Froidement rabroué par Al, le prince Wilfred se tut. Al me fit signe de me dépêcher. J'acquiesçai et pris la main de Chloé.

« Allons-y. »

Je la menai vers mon frère.

Chloé, entraînée à ma suite, demanda avec une confusion non dissimulée :

« Euh, euh. Est-ce vraiment convenable que je vienne avec toi ? »

« Bien sûr. Tu n'avais pas envie de rester là-bas plus longtemps, si ? »

« C'est vrai... mais. Tout de même, passer outre les intentions du prince Wilfred... »

« Al a dit que c'était bon. Tout ira bien. »

Même pour un court moment, c'était l'occasion de l'éloigner du prince Wilfred. Je voulais apaiser Chloé autant que possible.

C'est dans cet esprit que je la réconfortai, et elle me regarda avec envie.

« ...Merci. Mais, en vous voyant ensemble pour la première fois, le prince Alan et toi allez vraiment bien ensemble. C'est beau. Même à ce bref échange, j'ai bien vu que le prince Alan tient profondément à toi. Comme c'est merveilleux. »

« De quoi parles-tu, tout à coup ? »

Je ne comprenais pas pourquoi elle disait cela.
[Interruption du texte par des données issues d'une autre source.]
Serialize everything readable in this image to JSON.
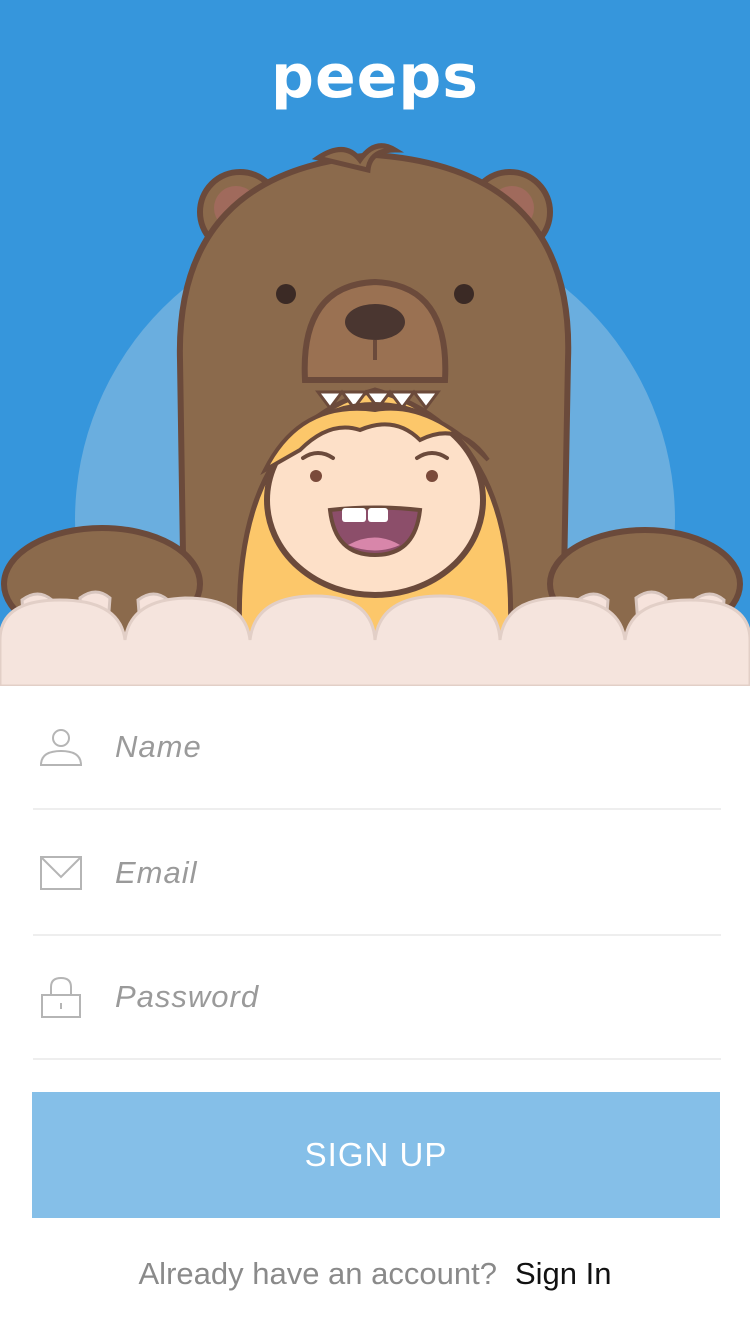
{
  "app": {
    "brand": "peeps"
  },
  "form": {
    "name_placeholder": "Name",
    "email_placeholder": "Email",
    "password_placeholder": "Password",
    "submit_label": "SIGN UP"
  },
  "footer": {
    "prompt": "Already have an account?",
    "link_label": "Sign In"
  },
  "colors": {
    "hero_background": "#3696dc",
    "button_background": "#85bfe8",
    "bear_brown": "#8b6a4c",
    "outline": "#6b4a3b"
  },
  "icons": {
    "name": "user-icon",
    "email": "envelope-icon",
    "password": "lock-icon"
  }
}
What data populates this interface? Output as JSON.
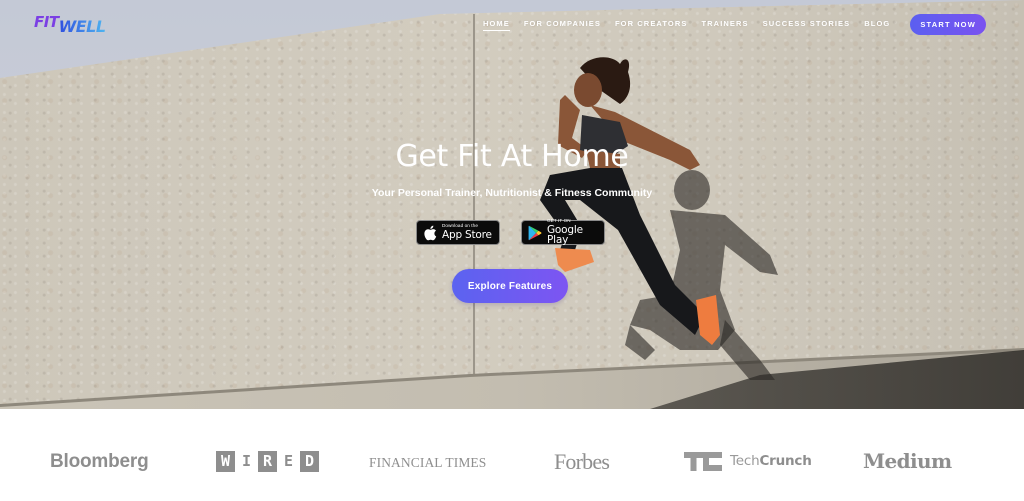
{
  "brand": {
    "logo_part1": "FIT",
    "logo_part2": "WELL",
    "accent_purple": "#7b3fe4",
    "accent_blue": "#2f4fe0",
    "cta_gradient_start": "#5b63f0",
    "cta_gradient_end": "#7d55f2"
  },
  "nav": {
    "items": [
      {
        "label": "HOME",
        "active": true
      },
      {
        "label": "FOR COMPANIES",
        "active": false
      },
      {
        "label": "FOR CREATORS",
        "active": false
      },
      {
        "label": "TRAINERS",
        "active": false
      },
      {
        "label": "SUCCESS STORIES",
        "active": false
      },
      {
        "label": "BLOG",
        "active": false
      }
    ],
    "cta_label": "START NOW"
  },
  "hero": {
    "title": "Get Fit At Home",
    "subtitle": "Your Personal Trainer, Nutritionist & Fitness Community",
    "app_store": {
      "small": "Download on the",
      "big": "App Store",
      "icon": "apple-icon"
    },
    "google_play": {
      "small": "GET IT ON",
      "big": "Google Play",
      "icon": "google-play-icon"
    },
    "explore_label": "Explore Features",
    "image": "woman-running-jump-against-concrete-wall"
  },
  "press": {
    "bloomberg": "Bloomberg",
    "wired_letters": [
      "W",
      "I",
      "R",
      "E",
      "D"
    ],
    "financial_times": "FINANCIAL TIMES",
    "forbes": "Forbes",
    "techcrunch_light": "Tech",
    "techcrunch_bold": "Crunch",
    "medium": "Medium"
  }
}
Comme je penchais la tête, perplexe, Chloé reprit :

« Eh bien, le prince Alan s'est soucié de moi parce que je suis l'amie de Lili, n'est-ce pas ? Il aurait pu m'ignorer, moi, une simple fille de comte, et pourtant il m'a aidée ainsi. Il devait vouloir se montrer sous son meilleur jour pour Lili. C'est si beau, Lili. Tu es vraiment aimée du prince. Comme c'est merveilleux. »

« Hein, hein ?! »

Je ne m'attendais pas du tout à m'entendre dire une chose pareille.
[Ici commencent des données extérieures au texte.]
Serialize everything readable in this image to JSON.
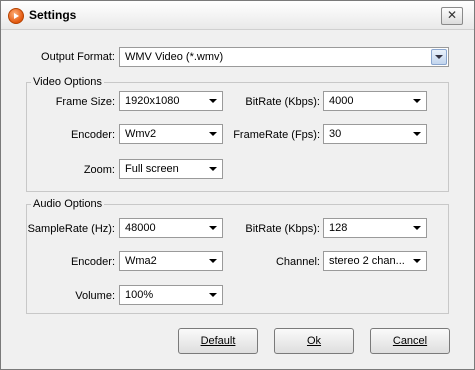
{
  "window": {
    "title": "Settings"
  },
  "output_format": {
    "label": "Output Format:",
    "value": "WMV Video (*.wmv)"
  },
  "video_options": {
    "title": "Video Options",
    "frame_size": {
      "label": "Frame Size:",
      "value": "1920x1080"
    },
    "video_bitrate": {
      "label": "BitRate (Kbps):",
      "value": "4000"
    },
    "encoder": {
      "label": "Encoder:",
      "value": "Wmv2"
    },
    "frame_rate": {
      "label": "FrameRate (Fps):",
      "value": "30"
    },
    "zoom": {
      "label": "Zoom:",
      "value": "Full screen"
    }
  },
  "audio_options": {
    "title": "Audio Options",
    "sample_rate": {
      "label": "SampleRate (Hz):",
      "value": "48000"
    },
    "audio_bitrate": {
      "label": "BitRate (Kbps):",
      "value": "128"
    },
    "encoder": {
      "label": "Encoder:",
      "value": "Wma2"
    },
    "channel": {
      "label": "Channel:",
      "value": "stereo 2 chan..."
    },
    "volume": {
      "label": "Volume:",
      "value": "100%"
    }
  },
  "buttons": {
    "default": "Default",
    "ok": "Ok",
    "cancel": "Cancel"
  },
  "colors": {
    "window_bg": "#f0f0f0",
    "icon_accent": "#e2570d"
  },
  "icons": {
    "app": "app-play-icon",
    "close": "close-icon",
    "dropdown": "chevron-down-icon"
  }
}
Prise de court, je dis à Chloé :

« E-Euh... Al est... très gentil avec tout le monde... ce n'était pas particulier... »

Al est gentil avec tout le monde. C'est ce que je pensais, et je le niai, mais Chloé souriait.

« Hmm. J'imagine que c'est vrai, mais je suis sûre qu'il a agi pour Lili. Après tout, Son Altesse n'a pas cessé de te regarder. Héhé, Lili, tu t'es fiancée à quelqu'un de merveilleux. Honnêtement, ç'a été un peu éprouvant, mais je suis vraiment heureuse d'avoir pu constater que tes fiançailles sont heureuses. »

« ...Merci. »

Que mon amie fasse l'éloge de celui à qui je tiens me rendait heureuse. J'en avais le cœur tout chaud.

Comme je la remerciais, Chloé répondit :

« Que dis-tu là ? C'est moi qui ai été aidée, par vous deux. C'est moi qui devrais vous remercier. Merci, Lili. »

Et elle me rendit un sourire adorable.